Eu não tenho palavras. Você é a única pessoa que sabe de mim...além de mim tão bem. Meu silêncio louco...você sabe. Beijos e pode tudo!!! Você pode tudo minha querida!!
ResponderExcluirSeguido leio o teu blog, interessantes teus posts.
ResponderExcluirTe escrevo para divulgarmos nosso blog, ainda está em processo de expansão. Se quiser nos acompanhar e dar umas risadas: www.o-cercadinho.blogspot.com
Será um prazer te ter nos visitando lá. O que é O Cercadinho? Segue uma apresentação para te situares. Em cada relacionamento afetivo, os envolvidos ficam restritos a um espaço, O Cercadinho, onde acontecem as interações. Em algumas fases, está cheio de "queridas", mas em outros, quase vazio. O Cercadinho é o resultado das conquistas amorosas, onde cada um preenche à sua maneira e gosto. Pode ter o critério de cotas e uma de cada: loira, morena, mulata, ruiva e/ou japa. Com faixas etárias e tipos variados. Até monogâmico com apenas uma mulher selecionada.

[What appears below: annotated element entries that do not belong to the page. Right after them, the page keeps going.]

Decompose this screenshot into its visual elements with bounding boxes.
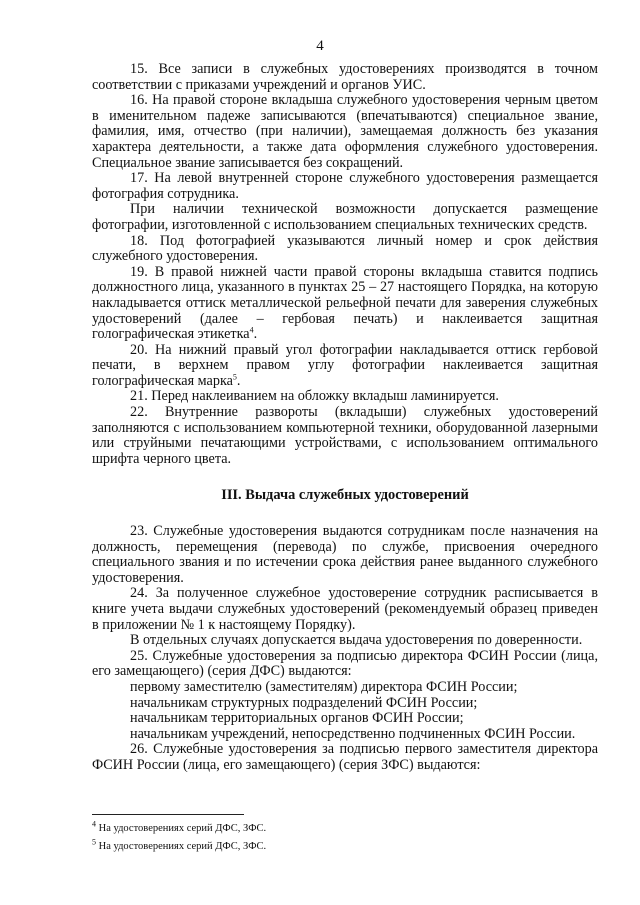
list-item: начальникам территориальных органов ФСИН России; (130, 710, 464, 727)
paragraph-24-continued: В отдельных случаях допускается выдача удостоверения по доверенности. (130, 632, 583, 649)
footnote-mark: 5 (92, 837, 96, 847)
footnote-ref-5: 5 (232, 372, 237, 382)
page-number: 4 (316, 38, 324, 54)
footnotes (92, 820, 598, 856)
paragraph-19-text: 19. В правой нижней части правой стороны вкладыша ставится подпись должностного лица, указанного в пунктах 25 – 27 настоящего Порядка, на которую накладывается оттиск металлической рельефной печати для заверения служебных удостоверений (далее – гербовая печать) и наклеивается защитная голографическая этикетка (92, 263, 598, 343)
paragraph-23: 23. Служебные удостоверения выдаются сотрудникам после назначения на должность, перемещения (перевода) по службе, присвоения очередного специального звания и по истечении срока действия ранее выданного служебного удостоверения. (92, 523, 598, 586)
list-item: начальникам учреждений, непосредственно подчиненных ФСИН России. (130, 725, 576, 742)
paragraph-20-end: . (236, 372, 241, 389)
paragraph-26: 26. Служебные удостоверения за подписью первого заместителя директора ФСИН России (лица, его замещающего) (серия ЗФС) выдаются: (92, 741, 598, 773)
footnote-5 (92, 838, 598, 856)
footnote-text: На удостоверениях серий ДФС, ЗФС. (96, 823, 267, 834)
paragraph-19-end: . (253, 326, 258, 343)
paragraph-16: 16. На правой стороне вкладыша служебного удостоверения черным цветом в именительном падеже записываются (впечатываются) специальное звание, фамилия, имя, отчество (при наличии), замещаемая должность без указания характера деятельности, а также дата оформления служебного удостоверения. Специальное звание записывается без сокращений. (92, 92, 598, 171)
paragraph-17-continued: При наличии технической возможности допускается размещение фотографии, изготовленной с использованием специальных технических средств. (92, 201, 598, 233)
paragraph-20 (92, 343, 598, 390)
section-heading: III. Выдача служебных удостоверений (221, 487, 469, 504)
paragraph-21: 21. Перед наклеиванием на обложку вкладыш ламинируется. (130, 388, 499, 405)
footnote-mark: 4 (92, 819, 96, 829)
paragraph-18: 18. Под фотографией указываются личный номер и срок действия служебного удостоверения. (92, 232, 598, 265)
footnote-4 (92, 820, 598, 838)
paragraph-15: 15. Все записи в служебных удостоверениях производятся в точном соответствии с приказами учреждений и органов УИС. (92, 61, 598, 93)
paragraph-17: 17. На левой внутренней стороне служебного удостоверения размещается фотография сотрудника. (92, 170, 598, 202)
paragraph-20-text: 20. На нижний правый угол фотографии накладывается оттиск гербовой печати, в верхнем правом углу фотографии наклеивается защитная голографическая марка (92, 341, 598, 389)
paragraph-22: 22. Внутренние развороты (вкладыши) служебных удостоверений заполняются с использованием компьютерной техники, оборудованной лазерными или струйными печатающими устройствами, с использованием оптимального шрифта черного цвета. (92, 404, 598, 467)
footnote-divider (92, 814, 244, 815)
paragraph-24: 24. За полученное служебное удостоверение сотрудник расписывается в книге учета выдачи служебных удостоверений (рекомендуемый образец приведен в приложении № 1 к настоящему Порядку). (92, 585, 598, 633)
list-item: начальникам структурных подразделений ФСИН России; (130, 694, 478, 711)
footnote-text: На удостоверениях серий ДФС, ЗФС. (96, 841, 267, 852)
paragraph-25: 25. Служебные удостоверения за подписью директора ФСИН России (лица, его замещающего) (серия ДФС) выдаются: (92, 647, 598, 680)
list-item: первому заместителю (заместителям) директора ФСИН России; (130, 678, 518, 695)
paragraph-19 (92, 265, 598, 343)
footnote-ref-4: 4 (249, 325, 254, 335)
document-body (92, 62, 598, 774)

Neste blog, somos cinco homens escrevendo relatos e histórias, sem pretensão literária sobre O Cercadinho. Heitor faz o estilo confuso e rebuscado. Apaixonante e cafajeste, este é Wanderlei. Já Cebola faz o estilo 100% sincero e sem rodeios. Seco, objetivo e um pouco bagual com sentimentos, assim é Iberê. E Marcão, bom, esse é trash total. Entre no nosso Cercadinho e boa leitura.
Iberê
Amiga,
ResponderExcluirSeu tim anda cabreiro, de modo que ainda estou entalada com os cumprimentos do Natal aos que se somam esses de ano novinho em folha!
Desembrulhe 2012 com cuidado e desfrute o presente!
Amo você,
- Betinha.
Belíssimo post. Estava na página inicial de meu blog, o "Coisa Nossa", quando vim aqui para dar uma conferida, após clicar em "Próximo blog". De fato, fiquei impressionado com a qualidade da tua escrita. Parabéns pelo trabalho bem feito!
ResponderExcluirAh, que inveja do/a(s) destinatário/a(s)... =p
ResponderExcluirDelicadíssimo texto.
Beijos, Moça. Saudade paralisante.
E por que você se exime de estar entre eles? Quem lhe deu essa escolha? Não fui eu! Muita saudade também.